Will Wright non ha mai amato le strade spianate. Dopo aver dominato l’industria con SimCity e The Sims, il game designer è tornato con la sua sfida più estrema: Proxi. Non un gioco di simulazione urbana, ma una simulazione del sé. L'obiettivo è ambizioso: permettere agli utenti di caricare i propri ricordi : foto, testi, frammenti di vita, per creare un'intelligenza artificiale che ci sopravviva, un avatar di memoria capace di interagire con i posteri.
 
Il viale del tramonto di un genio: Will Wright e l'azzardo di Proxi


Tuttavia, la visione si è scontrata con la dura realtà finanziaria. Secondo quanto rivelato da Vulture, la Gallium Studios di Wright ha recentemente esaurito i capitali, portando al licenziamento dell'intero staff. Nonostante il gioco sia in sviluppo dal 2015, non esiste ancora una data di uscita. Wright, che ha finanziato il progetto con milioni di tasca propria, si trova ora a gestire un mostro di Frankenstein tecnologico supportato solo da una manciata di collaboratori volontari.

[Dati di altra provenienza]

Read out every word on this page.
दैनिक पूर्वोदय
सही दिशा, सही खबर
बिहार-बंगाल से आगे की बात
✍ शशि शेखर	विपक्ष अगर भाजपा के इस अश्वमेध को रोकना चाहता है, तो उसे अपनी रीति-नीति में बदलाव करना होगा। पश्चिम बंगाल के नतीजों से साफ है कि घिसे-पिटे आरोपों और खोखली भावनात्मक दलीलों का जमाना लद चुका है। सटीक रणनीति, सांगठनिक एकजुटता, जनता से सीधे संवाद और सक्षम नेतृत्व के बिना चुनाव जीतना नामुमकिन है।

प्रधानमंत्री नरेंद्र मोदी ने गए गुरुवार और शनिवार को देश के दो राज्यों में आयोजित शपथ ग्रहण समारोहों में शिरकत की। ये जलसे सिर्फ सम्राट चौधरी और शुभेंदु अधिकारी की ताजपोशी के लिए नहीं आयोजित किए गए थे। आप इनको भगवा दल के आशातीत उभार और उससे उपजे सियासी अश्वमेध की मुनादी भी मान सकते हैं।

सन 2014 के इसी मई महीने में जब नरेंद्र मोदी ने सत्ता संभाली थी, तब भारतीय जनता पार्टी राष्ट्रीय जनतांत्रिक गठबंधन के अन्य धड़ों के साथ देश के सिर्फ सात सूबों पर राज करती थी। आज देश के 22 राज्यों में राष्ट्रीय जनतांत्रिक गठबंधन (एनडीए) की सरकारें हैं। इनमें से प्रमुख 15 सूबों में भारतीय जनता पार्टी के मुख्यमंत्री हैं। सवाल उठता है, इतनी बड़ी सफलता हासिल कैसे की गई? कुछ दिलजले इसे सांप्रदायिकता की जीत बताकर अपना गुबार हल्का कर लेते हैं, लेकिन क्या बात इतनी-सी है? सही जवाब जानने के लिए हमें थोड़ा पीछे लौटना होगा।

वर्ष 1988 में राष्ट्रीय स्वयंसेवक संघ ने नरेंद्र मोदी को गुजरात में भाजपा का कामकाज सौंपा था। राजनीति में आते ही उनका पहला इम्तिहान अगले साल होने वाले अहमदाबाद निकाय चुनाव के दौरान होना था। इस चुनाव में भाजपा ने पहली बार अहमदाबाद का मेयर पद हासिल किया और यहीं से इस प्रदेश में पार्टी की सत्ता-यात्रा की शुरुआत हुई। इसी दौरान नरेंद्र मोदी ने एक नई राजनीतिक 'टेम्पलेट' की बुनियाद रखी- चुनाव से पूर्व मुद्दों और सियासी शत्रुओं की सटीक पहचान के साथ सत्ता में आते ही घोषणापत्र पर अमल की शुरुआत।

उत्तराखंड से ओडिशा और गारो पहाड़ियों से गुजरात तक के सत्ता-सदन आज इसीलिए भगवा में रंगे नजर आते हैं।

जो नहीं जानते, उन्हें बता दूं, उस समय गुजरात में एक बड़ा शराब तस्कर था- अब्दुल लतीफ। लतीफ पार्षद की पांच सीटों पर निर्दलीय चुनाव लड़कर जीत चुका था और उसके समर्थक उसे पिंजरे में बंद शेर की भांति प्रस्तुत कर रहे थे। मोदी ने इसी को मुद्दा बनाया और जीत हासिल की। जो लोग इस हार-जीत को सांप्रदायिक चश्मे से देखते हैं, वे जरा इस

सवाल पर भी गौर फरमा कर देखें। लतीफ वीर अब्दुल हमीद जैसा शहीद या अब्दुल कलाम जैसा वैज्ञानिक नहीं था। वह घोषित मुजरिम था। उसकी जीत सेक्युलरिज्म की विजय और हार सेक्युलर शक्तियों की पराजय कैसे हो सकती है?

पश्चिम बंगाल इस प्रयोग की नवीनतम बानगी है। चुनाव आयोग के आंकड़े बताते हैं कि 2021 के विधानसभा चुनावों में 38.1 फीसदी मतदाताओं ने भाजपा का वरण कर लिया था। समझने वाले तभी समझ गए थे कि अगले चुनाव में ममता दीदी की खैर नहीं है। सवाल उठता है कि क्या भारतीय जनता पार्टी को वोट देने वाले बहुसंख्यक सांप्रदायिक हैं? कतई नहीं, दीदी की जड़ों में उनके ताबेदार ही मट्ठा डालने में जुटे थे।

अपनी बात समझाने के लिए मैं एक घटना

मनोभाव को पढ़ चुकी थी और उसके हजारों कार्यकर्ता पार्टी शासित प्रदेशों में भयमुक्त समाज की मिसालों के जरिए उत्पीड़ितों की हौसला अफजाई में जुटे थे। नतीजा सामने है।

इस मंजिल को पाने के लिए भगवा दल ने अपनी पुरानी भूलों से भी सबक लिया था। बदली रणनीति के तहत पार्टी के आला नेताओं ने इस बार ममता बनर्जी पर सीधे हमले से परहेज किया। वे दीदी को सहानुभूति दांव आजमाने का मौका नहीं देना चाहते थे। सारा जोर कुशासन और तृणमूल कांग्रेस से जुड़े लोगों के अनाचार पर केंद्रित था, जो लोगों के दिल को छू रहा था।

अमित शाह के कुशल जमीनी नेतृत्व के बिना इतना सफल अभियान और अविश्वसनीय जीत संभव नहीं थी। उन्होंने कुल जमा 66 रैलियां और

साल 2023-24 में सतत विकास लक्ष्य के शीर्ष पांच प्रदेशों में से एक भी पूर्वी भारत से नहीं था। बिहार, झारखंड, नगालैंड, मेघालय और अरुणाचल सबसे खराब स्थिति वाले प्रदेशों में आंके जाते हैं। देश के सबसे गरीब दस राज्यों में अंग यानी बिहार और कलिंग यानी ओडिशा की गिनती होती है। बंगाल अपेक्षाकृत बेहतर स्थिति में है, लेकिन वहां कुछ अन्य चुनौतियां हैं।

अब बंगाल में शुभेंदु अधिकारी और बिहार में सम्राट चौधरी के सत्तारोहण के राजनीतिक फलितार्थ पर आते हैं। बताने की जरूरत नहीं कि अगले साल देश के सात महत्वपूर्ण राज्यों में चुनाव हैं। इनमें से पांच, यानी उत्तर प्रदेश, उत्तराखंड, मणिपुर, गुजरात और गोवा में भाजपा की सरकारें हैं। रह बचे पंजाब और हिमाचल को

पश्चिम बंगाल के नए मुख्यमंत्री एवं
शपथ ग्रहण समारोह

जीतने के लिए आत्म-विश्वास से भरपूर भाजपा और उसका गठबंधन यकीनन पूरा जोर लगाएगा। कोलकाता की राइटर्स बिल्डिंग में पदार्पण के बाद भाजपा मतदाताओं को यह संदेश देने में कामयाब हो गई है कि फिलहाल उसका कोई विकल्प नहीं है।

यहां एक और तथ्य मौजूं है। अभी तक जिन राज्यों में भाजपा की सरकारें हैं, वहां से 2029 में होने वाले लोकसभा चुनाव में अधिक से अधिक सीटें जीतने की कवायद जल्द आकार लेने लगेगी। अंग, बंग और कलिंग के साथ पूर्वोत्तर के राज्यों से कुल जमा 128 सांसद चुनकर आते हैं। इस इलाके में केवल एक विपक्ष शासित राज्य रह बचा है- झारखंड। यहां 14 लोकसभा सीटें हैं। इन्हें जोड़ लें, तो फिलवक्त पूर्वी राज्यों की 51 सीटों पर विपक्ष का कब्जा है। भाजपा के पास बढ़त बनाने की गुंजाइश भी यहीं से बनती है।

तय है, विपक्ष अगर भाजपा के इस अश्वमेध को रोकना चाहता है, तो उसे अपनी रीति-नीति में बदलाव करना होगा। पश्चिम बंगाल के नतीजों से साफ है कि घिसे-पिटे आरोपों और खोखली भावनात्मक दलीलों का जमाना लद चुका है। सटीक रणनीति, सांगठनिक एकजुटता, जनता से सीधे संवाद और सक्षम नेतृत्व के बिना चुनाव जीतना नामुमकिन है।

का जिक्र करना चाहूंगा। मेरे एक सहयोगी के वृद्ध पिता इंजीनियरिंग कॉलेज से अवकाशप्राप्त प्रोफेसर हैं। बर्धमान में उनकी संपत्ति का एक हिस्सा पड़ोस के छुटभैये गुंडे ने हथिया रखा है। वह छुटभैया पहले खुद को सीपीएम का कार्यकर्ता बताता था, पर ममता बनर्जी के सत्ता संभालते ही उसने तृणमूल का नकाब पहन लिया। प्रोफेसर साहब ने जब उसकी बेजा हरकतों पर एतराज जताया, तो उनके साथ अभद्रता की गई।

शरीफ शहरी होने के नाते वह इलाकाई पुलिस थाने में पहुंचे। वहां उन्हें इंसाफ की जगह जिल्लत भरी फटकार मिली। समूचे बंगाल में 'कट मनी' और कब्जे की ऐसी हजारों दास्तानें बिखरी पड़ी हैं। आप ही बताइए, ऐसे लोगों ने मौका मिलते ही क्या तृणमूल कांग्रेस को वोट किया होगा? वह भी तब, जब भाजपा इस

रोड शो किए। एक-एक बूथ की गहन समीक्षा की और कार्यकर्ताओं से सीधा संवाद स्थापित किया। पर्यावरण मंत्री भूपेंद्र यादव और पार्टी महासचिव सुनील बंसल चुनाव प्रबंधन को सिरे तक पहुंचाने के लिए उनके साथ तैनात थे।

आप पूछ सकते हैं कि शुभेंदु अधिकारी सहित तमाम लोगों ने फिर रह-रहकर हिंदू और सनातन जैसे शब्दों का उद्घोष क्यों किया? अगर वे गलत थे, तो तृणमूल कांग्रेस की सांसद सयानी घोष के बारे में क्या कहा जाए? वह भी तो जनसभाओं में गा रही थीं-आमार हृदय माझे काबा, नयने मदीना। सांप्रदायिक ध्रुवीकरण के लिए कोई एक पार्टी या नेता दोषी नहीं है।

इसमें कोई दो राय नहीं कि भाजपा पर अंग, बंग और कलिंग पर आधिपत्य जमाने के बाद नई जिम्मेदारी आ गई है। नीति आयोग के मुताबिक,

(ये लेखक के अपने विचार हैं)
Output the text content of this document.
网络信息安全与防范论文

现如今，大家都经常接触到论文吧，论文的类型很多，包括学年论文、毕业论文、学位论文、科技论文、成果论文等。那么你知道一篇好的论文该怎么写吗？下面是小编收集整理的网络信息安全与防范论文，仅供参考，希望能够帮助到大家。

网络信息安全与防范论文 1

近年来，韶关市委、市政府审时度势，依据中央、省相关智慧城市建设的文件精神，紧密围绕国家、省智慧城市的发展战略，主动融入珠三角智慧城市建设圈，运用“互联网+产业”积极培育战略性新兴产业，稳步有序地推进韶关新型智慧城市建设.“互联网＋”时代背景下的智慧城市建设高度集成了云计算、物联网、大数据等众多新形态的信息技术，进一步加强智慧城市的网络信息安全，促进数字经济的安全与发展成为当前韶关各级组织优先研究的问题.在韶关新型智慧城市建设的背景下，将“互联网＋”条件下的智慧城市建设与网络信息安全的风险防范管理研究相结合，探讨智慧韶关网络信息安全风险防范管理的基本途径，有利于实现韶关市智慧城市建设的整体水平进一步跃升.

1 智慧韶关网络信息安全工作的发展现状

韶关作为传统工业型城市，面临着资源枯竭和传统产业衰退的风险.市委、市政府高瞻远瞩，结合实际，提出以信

Proxi cerca di unire concetti complessi come la blockchain e le reti neurali all'estetica dei cozy games. L'utente dovrebbe navigare in un arcipelago di ricordi, dove l'IA stabilisce connessioni profonde tra eventi passati, rivelando aspetti ignoti della nostra personalità. Un esperimento che mescola genealogia e fantascienza, ma che oggi appare sospeso in un limbo produttivo.

A 66 anni, Wright sembra disinteressato alle logiche del mercato moderno. Mentre l'industria punta su profitti sicuri e sequel, lui insegue l'ultima grande frontiera: l'immortalità digitale. Resta da capire se Proxi sarà il suo ultimo capolavoro o il monumento a un’ambizione troppo grande per essere realizzata. Per ora, rimane un affascinante cantiere aperto, simbolo di un autore che non ha mai smesso di voler giocare con l'anima umana.